Figures released today by the Australian Payments Network (AusPayNet), the payments industry self-regulatory body, show the rate of card fraud for the 12 months to 31 December was 72.8 cents per $1,000 of card spending, down from 75.0c per$1,000 in the previous period.

The data also show a decline in the growth of card-not-present (CNP) fraud, which occurs when stolen card details are used to make online or phone transactions. The increase in CNP fraud in 2018 was 2.4%, compared to 13.9% the previous year. At $488 million, CNP fraud accounted for 84.9% of all card fraud in 2018, steady on the previous period.

Australians are not liable for any fraudulent transactions on their payment cards and will be reimbursed where they have taken due care.

Growth of 2.3% in all types of card fraud during the year, to $574 million, was significantly outstripped by 5.4% growth in card spending overall, to $789 billion.

The improved card fraud figures come as online retailers and payments service providers adjust to a new framework for reducing CNP fraud that took effect on 1 July.

Developed after close consultation with financial institutions, retailers, card schemes and other e-commerce participants, the CNP Fraud Mitigation Framework includes targets for card issuers to reduce CNP fraud and increased use of multi-factor authentication in verifying online transactions.

AusPayNet CEO, Andy White, said the latest fraud data were encouraging, showing both a decline in the fraud rate generally and a leveling-off in CNP fraud specifically.

"Reducing the space for CNP fraudsters to operate is an industry priority and the new framework is a major step in further stimulating the uptake of CNP fraud counter-measures across the e-commerce community."

"People buying goods online may have noticed enhanced steps to have their details verified and they should take confidence from that," said Mr White.

The AusPayNet data show a continued decline in card skimming/counterfeit fraud, down by 37% to $19.5 million, the lowest-ever level recorded.

"Chip technology has radically reduced counterfeit fraud," Mr White said.

Fraud related to lost or stolen cards was up 37% to $55.5 million, accounting for 10% of all card fraud. To protect against theft, AusPayNet advises cardholders to always keep their card and PIN safe, install a lockable mailbox, clear mail daily and, if they are away for an extended period, to have their mail held at the post office or collected by a friend.

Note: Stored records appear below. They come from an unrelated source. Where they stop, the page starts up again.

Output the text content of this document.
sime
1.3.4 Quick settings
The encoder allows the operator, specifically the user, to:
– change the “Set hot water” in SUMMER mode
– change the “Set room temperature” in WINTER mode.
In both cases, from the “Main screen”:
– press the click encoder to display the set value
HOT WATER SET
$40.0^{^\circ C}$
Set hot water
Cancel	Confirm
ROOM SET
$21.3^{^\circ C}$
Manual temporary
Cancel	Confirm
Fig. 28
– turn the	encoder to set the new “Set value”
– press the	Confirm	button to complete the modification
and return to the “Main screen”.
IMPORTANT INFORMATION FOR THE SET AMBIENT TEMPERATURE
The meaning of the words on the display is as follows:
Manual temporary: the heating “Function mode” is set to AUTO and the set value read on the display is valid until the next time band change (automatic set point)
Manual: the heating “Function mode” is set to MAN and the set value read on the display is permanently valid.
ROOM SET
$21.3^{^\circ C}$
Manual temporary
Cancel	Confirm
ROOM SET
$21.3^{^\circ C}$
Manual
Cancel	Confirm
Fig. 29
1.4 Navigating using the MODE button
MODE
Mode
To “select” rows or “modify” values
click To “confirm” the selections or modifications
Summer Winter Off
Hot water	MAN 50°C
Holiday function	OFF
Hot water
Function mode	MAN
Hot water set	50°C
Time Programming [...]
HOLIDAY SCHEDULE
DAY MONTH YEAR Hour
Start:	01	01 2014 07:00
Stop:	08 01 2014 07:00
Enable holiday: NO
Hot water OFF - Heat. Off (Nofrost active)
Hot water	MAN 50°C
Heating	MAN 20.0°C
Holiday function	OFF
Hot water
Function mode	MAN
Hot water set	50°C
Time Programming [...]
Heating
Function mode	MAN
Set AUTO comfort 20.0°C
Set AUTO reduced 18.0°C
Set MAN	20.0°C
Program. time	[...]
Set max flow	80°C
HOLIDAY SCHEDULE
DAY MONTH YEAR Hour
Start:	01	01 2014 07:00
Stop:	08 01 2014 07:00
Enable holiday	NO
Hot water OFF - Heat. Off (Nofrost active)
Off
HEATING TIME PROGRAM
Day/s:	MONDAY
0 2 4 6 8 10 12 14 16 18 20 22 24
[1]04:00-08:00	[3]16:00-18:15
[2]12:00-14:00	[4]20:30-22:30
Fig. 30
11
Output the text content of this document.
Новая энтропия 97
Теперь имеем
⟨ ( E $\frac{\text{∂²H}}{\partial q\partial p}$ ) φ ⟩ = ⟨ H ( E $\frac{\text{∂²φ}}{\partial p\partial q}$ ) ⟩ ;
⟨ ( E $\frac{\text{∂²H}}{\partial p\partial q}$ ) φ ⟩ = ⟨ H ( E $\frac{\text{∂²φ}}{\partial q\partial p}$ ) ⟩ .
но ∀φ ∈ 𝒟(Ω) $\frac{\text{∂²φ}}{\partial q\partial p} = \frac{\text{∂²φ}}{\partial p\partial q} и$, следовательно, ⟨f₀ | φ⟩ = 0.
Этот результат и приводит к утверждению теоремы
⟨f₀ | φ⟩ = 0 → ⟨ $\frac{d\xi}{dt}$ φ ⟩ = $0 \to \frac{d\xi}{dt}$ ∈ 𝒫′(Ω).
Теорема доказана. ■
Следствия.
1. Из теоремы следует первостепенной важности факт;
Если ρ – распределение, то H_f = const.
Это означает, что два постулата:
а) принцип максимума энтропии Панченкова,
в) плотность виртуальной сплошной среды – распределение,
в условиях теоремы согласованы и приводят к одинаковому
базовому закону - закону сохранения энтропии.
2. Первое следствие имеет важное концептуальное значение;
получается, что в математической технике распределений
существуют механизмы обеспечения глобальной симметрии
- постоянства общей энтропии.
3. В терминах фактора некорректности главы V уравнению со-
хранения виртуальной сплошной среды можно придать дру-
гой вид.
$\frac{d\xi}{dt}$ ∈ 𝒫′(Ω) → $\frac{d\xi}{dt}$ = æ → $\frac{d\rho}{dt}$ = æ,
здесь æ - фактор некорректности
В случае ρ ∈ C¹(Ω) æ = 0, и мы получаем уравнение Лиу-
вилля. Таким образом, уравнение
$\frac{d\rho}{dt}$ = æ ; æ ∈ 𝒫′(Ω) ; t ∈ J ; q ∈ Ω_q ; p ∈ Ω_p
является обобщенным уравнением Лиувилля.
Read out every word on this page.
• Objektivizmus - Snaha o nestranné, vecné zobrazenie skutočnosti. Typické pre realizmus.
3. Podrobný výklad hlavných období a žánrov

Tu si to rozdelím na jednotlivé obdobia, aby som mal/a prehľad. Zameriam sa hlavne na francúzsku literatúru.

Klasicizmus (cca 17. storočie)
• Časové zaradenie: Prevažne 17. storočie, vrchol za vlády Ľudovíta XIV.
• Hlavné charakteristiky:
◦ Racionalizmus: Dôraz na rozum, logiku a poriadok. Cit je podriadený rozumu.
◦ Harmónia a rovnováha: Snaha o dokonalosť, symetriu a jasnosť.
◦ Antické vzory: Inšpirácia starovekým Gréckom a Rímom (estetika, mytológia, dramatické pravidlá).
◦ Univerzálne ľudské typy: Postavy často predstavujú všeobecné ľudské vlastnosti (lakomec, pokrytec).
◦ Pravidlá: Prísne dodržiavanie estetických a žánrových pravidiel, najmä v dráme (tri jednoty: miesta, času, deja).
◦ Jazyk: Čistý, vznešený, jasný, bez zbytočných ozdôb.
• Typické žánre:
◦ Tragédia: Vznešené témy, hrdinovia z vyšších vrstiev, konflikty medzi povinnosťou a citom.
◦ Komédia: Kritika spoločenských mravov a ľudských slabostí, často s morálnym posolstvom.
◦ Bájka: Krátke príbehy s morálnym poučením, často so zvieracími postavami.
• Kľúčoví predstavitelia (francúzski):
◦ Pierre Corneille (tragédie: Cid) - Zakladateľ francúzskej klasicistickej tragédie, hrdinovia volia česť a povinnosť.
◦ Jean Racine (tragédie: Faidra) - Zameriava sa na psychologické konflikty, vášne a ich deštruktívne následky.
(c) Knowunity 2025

Mr White said there were also simple things consumers could do to help the fight against online fraud.

"Only provide your card details on secure and trusted websites – look for the locked padlock icon. Be wary of offers that look too good to be true and be suspicious of unsolicited emails and text messages from people you don’t know. Don’t click on links provided and never divulge confidential data such as your password," he said.

AusPayNet also advises that cardholders:

  • Register for and use their financial institution’s online fraud prevention solutions whenever prompted
  • Keep PC security software up-to-date and do a full scan often
  • Regularly check statements and report any unusual transactions to their financial institution immediately.

The latest fraud data is available on the AusPayNet website.